Una Blockchain è come un libro mastro, riprodotto in molteplici, identiche copie.
Le copie esistenti vengono continuamente aggiornate con nuove scritture, tutte insieme, praticamente nello stesso momento e con le medesime, inedite informazioni.
Continuando nella nostra similitudine, ciascuna copia del libro mastro è affidata a un dattilografo, che ne implementa i contenuti sulla base di un accordo condiviso con tutti gli altri. Come in una tavola rotonda virtuale, fra membri paritetici.
Poiché ciascuno scrivente può vedere (e controlla) ciò che scrivono gli altri, ne consegue un confronto continuo fra i libri mastri, dove la totale trasparenza rende impossibile barare.
Se ad esempio il 99% dei partecipanti scrivesse “Carlo si è laureato il 20 gennaio 2022 in Ingegneria informatica”, mentre l’1% annotasse un’informazione diversa, le conseguenze sarebbero inesorabili: gli elementi malevoli verrebbero subito scoperti, e nell’interesse della collettività, estromessi.
Fin qui si è compreso come una Blockchain sia un sistema composto da elementi paritetici, che custodiscono ciascuno una copia di un registro condiviso, e dove l’accordo fra le parti governa la compilazione progressiva di quel registro.
Fuor di metafora, i dattilografi sono costituiti da computer (fisici o virtuali) separati e indipendenti, detti nodi, distribuiti in diversi luoghi (preferibilmente molto distanti fra loro); il libro mastro è un registro digitale condiviso, detenuto in copia integrale da ciascun nodo; ogni nuova scrittura, che viene convalidata e appuntata sul registro, è detta blocco.
Tutti i blocchi, dal primo all’ultimo, formano una catena indivisibile e non suscettibile di modifiche retroattive: per l’appunto, una Blockchain.
I lettori più attenti si saranno posti una domanda.
Su quali basi i nodi pervengono a un accordo su cosa scrivere, ogni volta, in ciascun blocco?
La risposta è complessa e articolata.
Ancora una volta, semplifichiamo.
Poniamo il caso di una Blockchain dedicata ai titoli di studio accademici, utilizzata quindi dalle università per registrare i certificati delle lauree e dei master conseguiti dai rispettivi studenti.
Sarà di volta in volta la singola università, ossia la fonte che eroga i titoli di studio, a dire ai nodi cosa scrivere.
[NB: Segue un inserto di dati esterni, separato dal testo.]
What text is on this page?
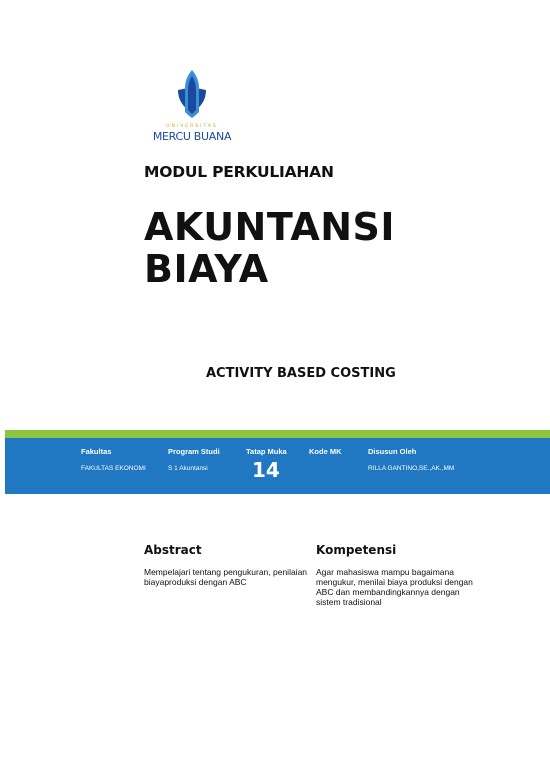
UNIVERSITAS
MERCU BUANA
MODUL PERKULIAHAN
AKUNTANSI
BIAYA
ACTIVITY BASED COSTING
Fakultas
FAKULTAS EKONOMI
Program Studi
S 1 Akuntansi
Tatap Muka
14
Kode MK	Disusun Oleh
RILLA GANTINO,SE.,AK.,MM
Abstract
Mempelajari tentang pengukuran, penilaian biayaproduksi dengan ABC
Kompetensi
Agar mahasiswa mampu bagaimana mengukur, menilai biaya produksi dengan ABC dan membandingkannya dengan sistem tradisional
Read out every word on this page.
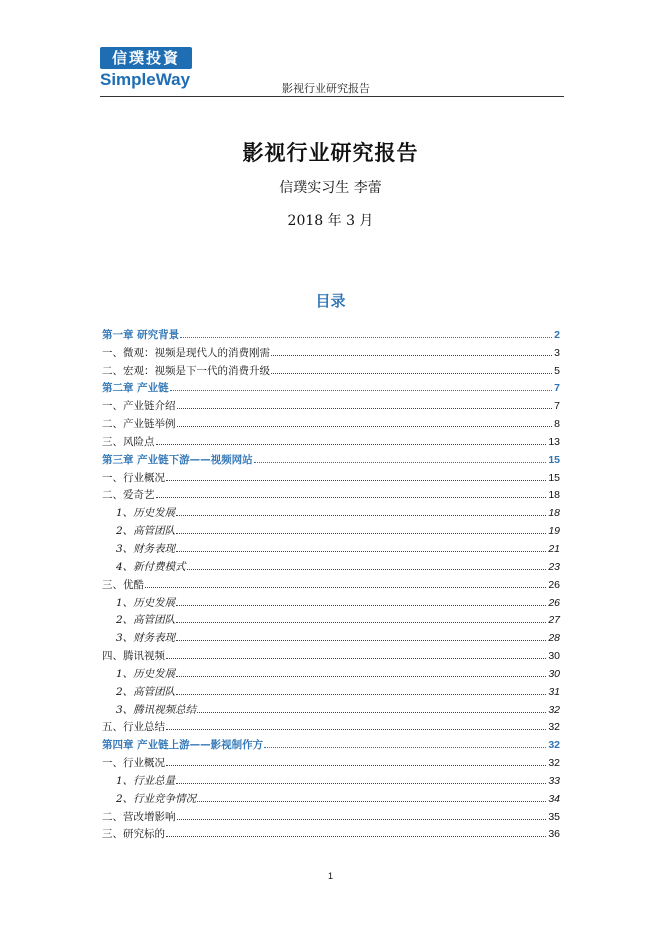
信璞投資
SimpleWay	影视行业研究报告
影视行业研究报告
信璞实习生 李蕾
2018 年 3 月
目录
第一章 研究背景	2
一、微观：视频是现代人的消费刚需	3
二、宏观：视频是下一代的消费升级	5
第二章 产业链	7
一、产业链介绍	7
二、产业链举例	8
三、风险点	13
第三章 产业链下游——视频网站	15
一、行业概况	15
二、爱奇艺	18
1、历史发展	18
2、高管团队	19
3、财务表现	21
4、新付费模式	23
三、优酷	26
1、历史发展	26
2、高管团队	27
3、财务表现	28
四、腾讯视频	30
1、历史发展	30
2、高管团队	31
3、腾讯视频总结	32
五、行业总结	32
第四章 产业链上游——影视制作方	32
一、行业概况	32
1、行业总量	33
2、行业竞争情况	34
二、营改增影响	35
三、研究标的	36
1
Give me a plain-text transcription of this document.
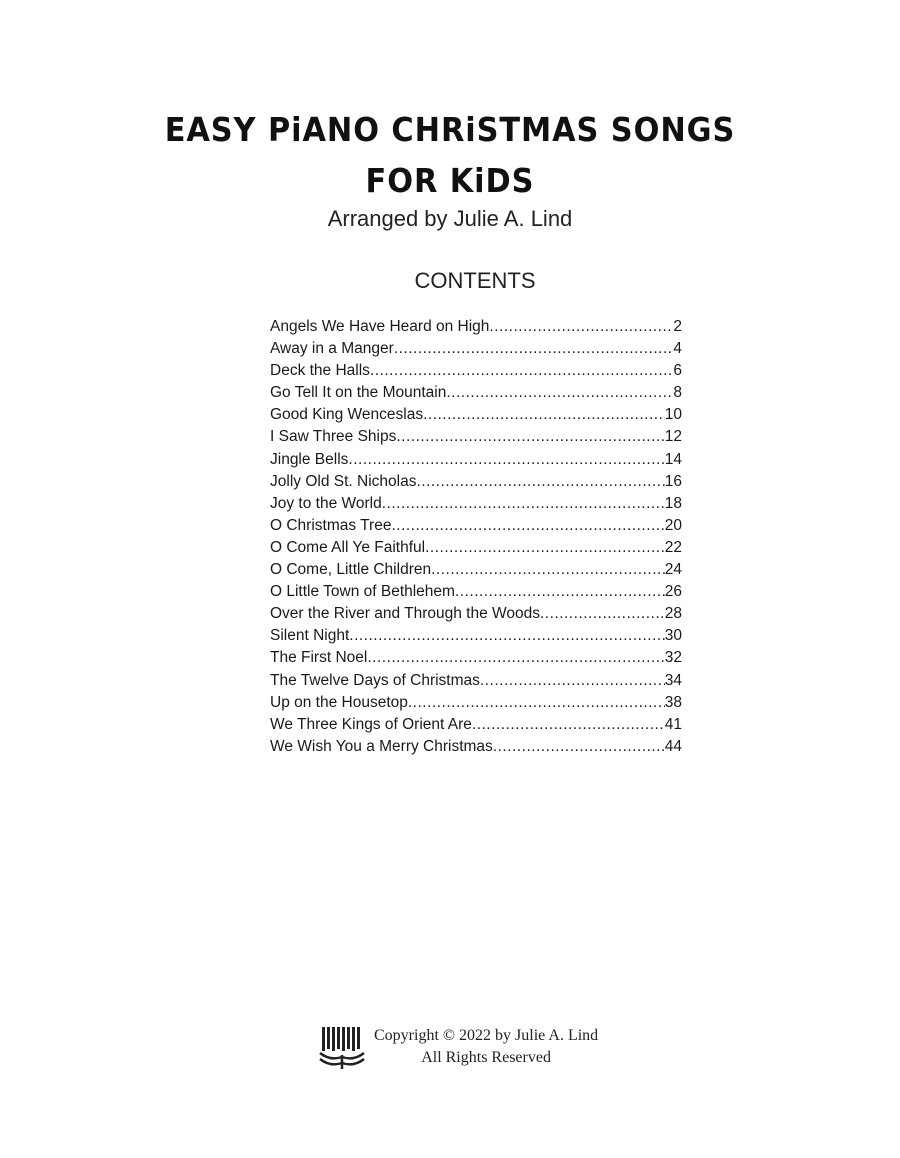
EASY PiANO CHRiSTMAS SONGS
FOR KiDS
Arranged by Julie A. Lind
CONTENTS
Angels We Have Heard on High .....	2
Away in a Manger .....	4
Deck the Halls .....	6
Go Tell It on the Mountain .....	8
Good King Wenceslas .....	10
I Saw Three Ships .....	12
Jingle Bells .....	14
Jolly Old St. Nicholas .....	16
Joy to the World .....	18
O Christmas Tree .....	20
O Come All Ye Faithful .....	22
O Come, Little Children .....	24
O Little Town of Bethlehem .....	26
Over the River and Through the Woods .....	28
Silent Night .....	30
The First Noel .....	32
The Twelve Days of Christmas .....	34
Up on the Housetop .....	38
We Three Kings of Orient Are .....	41
We Wish You a Merry Christmas .....	44
Copyright © 2022 by Julie A. Lind
All Rights Reserved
I nodi non avranno dubbi in merito: controllandosi reciprocamente, dovranno solo eseguire le istruzioni dell’ateneo e generare il certificato.
Nell’economia della nostra Blockchain, l’università prende il nome di oracolo.
L’oracolo è quell’elemento (che di solito si trova off-chain) che da parte della Blockchain è assunto come unica fonte di verità.
Una volta che l’oracolo sia stato selezionato in maniera congrua, identificato con assoluta certezza e debitamente connesso con il sistema virtuale, la Blockchain produrrà solo informazioni corrette.

§2 – Blockchain 1.0
A livello 1.0, quindi basilare, una Blockchain è costituita da 2 elementi: un registro DLT + un protocollo di tipo Blockchain.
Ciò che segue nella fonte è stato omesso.